After two kids have a playground fight, with one of the boys losing two teeth, the parents of these children get together to discuss the matter in a civilized fashion. Things start out quite cordially, with both sides being ultra polite and quite accommodating.
But soon, things start to degenerate in an upscale New York apartment. The true feelings of all four of these people are revealed. So are the problems in their marriages, and eventually things escalate into a no holds barred verbal assault.
Director Roman Polanski never opens up the movie. On stage, all the action took place in one apartment. The movie stays there, too, and it's usually problematic to do that in a film. In order for it to work, the entirely dialogue-driven material has to be razor sharp, and it's not.
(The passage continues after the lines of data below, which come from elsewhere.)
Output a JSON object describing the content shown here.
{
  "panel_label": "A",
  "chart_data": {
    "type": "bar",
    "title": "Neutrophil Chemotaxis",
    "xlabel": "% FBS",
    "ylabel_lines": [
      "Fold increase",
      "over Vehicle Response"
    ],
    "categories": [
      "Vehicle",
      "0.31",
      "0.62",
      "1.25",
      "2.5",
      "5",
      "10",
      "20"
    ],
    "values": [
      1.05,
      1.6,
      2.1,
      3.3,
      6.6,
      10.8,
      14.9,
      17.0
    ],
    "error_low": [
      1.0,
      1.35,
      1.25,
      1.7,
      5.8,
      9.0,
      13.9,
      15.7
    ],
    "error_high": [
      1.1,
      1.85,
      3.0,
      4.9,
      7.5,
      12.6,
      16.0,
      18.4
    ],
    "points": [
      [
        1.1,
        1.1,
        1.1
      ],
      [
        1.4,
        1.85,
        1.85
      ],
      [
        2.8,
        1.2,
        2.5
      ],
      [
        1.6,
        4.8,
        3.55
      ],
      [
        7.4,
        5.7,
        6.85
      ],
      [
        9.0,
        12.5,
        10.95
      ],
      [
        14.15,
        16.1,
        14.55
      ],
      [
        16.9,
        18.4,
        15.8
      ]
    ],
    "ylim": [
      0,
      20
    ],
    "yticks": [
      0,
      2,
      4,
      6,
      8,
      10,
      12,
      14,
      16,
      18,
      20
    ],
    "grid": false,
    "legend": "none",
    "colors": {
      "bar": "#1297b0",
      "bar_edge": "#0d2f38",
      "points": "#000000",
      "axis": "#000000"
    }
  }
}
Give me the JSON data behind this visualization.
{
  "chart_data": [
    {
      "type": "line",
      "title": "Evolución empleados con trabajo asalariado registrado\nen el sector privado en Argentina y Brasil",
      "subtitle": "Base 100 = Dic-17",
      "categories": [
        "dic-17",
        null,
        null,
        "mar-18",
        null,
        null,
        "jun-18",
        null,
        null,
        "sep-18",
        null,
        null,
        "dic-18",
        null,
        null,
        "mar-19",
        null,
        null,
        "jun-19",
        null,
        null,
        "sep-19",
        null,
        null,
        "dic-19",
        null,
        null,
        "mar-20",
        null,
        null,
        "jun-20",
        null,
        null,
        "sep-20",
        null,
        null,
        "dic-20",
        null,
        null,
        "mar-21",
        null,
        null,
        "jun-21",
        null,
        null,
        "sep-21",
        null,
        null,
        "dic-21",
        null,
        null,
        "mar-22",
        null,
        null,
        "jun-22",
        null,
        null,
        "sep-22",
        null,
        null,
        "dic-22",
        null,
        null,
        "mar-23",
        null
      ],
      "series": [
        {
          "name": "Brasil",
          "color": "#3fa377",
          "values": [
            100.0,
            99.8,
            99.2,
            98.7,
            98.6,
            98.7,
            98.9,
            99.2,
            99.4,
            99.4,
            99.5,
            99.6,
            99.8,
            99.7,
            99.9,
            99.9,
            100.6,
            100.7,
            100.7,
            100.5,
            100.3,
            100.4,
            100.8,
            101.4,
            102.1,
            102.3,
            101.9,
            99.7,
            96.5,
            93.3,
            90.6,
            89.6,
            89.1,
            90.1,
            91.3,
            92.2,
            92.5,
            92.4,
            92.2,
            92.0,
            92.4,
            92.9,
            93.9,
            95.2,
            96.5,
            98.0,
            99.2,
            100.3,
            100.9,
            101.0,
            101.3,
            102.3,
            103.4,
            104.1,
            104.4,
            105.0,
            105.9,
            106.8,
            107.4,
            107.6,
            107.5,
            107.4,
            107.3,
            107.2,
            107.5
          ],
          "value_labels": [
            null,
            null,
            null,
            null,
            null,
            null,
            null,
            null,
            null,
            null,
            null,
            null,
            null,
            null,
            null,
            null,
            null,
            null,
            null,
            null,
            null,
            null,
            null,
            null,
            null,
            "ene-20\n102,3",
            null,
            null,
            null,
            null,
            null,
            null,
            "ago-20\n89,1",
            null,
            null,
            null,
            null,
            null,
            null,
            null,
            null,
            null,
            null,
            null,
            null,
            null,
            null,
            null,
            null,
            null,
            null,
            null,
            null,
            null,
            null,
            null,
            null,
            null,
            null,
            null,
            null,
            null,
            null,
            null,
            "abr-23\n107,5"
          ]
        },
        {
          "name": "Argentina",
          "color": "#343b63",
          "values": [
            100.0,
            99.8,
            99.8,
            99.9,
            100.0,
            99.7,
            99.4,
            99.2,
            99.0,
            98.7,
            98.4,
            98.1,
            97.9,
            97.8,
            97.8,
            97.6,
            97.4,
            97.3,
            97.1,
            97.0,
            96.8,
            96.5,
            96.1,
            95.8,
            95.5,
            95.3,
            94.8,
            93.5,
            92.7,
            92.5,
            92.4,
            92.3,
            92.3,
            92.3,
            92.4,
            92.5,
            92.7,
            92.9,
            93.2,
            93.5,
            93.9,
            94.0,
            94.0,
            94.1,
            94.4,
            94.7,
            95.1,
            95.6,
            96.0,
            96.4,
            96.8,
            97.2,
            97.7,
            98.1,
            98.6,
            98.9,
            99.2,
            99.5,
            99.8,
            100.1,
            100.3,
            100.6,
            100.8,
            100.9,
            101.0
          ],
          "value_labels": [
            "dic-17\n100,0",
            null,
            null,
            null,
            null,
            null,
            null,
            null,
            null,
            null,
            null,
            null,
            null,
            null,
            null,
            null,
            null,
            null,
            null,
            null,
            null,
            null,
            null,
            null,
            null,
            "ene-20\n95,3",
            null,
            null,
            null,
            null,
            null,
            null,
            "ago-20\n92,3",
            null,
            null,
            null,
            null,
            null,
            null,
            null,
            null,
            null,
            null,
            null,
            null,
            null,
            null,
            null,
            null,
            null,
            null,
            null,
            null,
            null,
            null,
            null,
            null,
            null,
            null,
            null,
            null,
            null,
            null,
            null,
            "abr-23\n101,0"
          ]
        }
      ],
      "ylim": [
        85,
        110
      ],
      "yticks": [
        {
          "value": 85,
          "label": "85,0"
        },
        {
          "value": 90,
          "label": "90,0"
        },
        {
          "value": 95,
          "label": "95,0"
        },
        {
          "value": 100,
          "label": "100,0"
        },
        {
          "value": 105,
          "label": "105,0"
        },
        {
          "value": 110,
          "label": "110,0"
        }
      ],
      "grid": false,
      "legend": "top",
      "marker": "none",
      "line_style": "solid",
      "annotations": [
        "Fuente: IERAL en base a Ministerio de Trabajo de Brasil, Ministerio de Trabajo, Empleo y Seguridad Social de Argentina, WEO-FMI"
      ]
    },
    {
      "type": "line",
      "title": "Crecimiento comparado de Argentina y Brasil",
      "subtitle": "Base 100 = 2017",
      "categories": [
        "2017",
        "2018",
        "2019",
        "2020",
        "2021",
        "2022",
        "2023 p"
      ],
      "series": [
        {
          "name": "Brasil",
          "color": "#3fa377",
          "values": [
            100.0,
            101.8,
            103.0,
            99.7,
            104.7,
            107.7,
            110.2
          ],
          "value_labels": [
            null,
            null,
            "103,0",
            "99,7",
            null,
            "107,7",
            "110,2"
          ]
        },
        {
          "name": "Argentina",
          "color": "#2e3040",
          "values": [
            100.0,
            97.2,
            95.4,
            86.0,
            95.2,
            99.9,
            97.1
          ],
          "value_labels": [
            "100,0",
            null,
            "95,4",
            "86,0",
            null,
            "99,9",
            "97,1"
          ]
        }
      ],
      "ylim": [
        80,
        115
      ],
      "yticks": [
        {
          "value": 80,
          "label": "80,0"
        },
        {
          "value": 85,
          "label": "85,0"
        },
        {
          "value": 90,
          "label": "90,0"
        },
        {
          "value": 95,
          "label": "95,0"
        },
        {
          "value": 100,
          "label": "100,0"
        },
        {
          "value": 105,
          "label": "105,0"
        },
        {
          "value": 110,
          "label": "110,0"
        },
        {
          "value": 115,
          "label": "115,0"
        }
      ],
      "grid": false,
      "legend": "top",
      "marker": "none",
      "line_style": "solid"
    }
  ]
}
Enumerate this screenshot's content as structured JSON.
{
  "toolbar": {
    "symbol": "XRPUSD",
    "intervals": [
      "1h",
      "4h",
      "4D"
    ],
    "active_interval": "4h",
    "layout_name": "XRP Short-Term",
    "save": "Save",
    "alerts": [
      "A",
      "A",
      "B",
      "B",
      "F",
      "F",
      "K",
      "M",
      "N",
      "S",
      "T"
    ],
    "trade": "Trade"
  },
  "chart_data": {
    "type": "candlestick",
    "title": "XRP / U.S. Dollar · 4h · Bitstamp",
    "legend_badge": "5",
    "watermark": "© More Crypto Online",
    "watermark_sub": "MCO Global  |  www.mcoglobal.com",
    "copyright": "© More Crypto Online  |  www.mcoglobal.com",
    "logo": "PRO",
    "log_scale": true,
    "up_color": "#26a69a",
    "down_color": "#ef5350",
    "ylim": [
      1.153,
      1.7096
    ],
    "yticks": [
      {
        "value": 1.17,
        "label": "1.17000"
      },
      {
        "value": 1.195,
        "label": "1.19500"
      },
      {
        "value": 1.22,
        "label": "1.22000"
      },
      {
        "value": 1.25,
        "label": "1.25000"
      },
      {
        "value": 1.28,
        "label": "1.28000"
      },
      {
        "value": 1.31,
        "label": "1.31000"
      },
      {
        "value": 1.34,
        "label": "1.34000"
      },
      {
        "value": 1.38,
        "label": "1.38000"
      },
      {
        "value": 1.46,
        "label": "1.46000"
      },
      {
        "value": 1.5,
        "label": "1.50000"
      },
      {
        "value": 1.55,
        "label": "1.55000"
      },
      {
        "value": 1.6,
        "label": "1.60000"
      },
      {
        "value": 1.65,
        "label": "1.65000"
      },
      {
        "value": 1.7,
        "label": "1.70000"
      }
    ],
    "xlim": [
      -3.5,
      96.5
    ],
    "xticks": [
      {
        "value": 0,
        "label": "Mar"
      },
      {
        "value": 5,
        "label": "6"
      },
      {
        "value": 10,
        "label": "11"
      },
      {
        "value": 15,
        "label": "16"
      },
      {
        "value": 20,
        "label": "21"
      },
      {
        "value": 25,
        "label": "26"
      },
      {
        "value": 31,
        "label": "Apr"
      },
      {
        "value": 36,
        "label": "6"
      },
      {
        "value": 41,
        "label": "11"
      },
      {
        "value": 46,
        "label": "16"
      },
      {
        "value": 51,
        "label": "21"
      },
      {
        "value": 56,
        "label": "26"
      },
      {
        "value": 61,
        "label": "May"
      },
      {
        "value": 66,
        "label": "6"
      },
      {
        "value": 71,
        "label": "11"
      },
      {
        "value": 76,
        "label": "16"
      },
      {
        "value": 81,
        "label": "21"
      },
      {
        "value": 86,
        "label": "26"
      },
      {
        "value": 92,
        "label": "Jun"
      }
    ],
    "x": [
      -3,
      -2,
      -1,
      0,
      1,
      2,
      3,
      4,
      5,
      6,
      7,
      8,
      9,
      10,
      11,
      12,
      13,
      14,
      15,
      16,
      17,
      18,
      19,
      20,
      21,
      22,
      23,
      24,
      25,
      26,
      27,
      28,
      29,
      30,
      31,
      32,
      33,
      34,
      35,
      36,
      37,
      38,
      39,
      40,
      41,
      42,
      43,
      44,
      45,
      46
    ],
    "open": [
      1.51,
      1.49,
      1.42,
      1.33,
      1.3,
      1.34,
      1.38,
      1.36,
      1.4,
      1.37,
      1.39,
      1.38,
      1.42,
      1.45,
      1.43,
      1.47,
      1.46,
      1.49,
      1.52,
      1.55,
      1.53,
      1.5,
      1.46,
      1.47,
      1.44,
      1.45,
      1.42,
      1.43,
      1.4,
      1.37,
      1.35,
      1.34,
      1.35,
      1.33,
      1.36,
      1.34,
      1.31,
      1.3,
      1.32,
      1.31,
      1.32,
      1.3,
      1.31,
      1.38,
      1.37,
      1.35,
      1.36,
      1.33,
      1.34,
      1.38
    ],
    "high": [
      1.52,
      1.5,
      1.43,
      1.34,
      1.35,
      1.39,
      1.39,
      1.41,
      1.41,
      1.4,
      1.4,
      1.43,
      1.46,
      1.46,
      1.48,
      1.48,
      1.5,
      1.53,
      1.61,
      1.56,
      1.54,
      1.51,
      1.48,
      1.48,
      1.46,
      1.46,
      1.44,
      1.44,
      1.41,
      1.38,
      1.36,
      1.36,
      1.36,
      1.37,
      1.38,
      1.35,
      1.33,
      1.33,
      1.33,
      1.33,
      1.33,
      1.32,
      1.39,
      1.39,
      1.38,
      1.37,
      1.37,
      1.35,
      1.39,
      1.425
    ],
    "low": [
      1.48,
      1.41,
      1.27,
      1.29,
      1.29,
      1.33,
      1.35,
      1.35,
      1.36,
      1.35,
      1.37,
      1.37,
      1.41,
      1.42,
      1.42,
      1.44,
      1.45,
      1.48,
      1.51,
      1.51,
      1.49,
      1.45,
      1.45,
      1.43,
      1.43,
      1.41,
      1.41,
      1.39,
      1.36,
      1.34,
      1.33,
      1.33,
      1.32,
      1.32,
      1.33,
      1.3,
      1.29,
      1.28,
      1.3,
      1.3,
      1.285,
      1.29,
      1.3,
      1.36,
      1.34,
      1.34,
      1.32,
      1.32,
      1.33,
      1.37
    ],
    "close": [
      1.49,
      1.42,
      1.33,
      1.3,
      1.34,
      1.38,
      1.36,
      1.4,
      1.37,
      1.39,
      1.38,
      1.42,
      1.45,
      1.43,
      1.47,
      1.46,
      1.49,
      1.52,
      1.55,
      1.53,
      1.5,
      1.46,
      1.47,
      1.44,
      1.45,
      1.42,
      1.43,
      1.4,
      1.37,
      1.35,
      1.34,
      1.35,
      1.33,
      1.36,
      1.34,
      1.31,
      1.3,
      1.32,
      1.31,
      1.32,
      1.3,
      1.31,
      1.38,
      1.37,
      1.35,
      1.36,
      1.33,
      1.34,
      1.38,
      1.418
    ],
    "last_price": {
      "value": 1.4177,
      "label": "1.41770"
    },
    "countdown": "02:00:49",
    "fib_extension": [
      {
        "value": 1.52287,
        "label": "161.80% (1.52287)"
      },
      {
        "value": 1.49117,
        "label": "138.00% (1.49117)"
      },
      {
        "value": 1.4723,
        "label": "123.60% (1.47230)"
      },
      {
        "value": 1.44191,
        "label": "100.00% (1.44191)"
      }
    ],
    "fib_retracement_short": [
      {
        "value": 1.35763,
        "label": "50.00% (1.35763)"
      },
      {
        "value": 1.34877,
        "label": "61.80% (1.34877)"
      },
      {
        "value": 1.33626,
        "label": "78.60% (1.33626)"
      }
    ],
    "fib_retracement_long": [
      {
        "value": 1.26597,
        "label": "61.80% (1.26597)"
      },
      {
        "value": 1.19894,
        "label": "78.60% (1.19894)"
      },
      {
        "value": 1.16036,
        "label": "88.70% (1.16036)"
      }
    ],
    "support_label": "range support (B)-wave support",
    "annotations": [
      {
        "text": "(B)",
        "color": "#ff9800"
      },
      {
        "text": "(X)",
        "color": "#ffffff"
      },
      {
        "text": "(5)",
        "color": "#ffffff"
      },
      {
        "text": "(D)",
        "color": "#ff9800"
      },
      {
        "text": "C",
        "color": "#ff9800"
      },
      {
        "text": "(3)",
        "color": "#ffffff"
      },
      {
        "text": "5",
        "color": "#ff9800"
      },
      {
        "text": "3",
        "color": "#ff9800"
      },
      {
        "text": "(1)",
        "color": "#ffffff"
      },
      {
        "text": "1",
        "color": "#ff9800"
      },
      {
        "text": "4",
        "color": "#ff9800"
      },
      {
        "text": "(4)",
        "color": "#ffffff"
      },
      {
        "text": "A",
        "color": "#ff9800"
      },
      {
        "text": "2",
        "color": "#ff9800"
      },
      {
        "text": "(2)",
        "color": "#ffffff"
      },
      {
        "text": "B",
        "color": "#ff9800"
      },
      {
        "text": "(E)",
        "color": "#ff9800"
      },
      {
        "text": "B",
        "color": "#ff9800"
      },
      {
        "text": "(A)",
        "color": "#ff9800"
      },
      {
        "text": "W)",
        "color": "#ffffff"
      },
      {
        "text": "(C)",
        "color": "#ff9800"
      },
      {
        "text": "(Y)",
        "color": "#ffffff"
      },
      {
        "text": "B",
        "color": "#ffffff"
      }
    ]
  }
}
The escalation of the characters’ tempers, as they start to behave like the children they're discussing, is supposed to play out comically, but the material by playwright Yasmina Reza, who also wrote the film's screenplay, never got me there on stage or in the movie. It's not that funny, and the characters’ actions aren't that revelatory.
It's just too far farfetched and unrealistic. You wonder why the other couple just doesn't leave.
I preferred John C. Reilly's performance to James Gandolfini, who did it on stage. Christoph Waltz and Kate Winslet are perfunctory here, while Jodie Foster, in a rare disappointing performance, overacts. She's over the top, and by the end, unconvincing.
Overall, it's not really the actors or the director who are to blame. It's the lousy material. The saving grace is that it's only 80 minutes. But even that felt too long.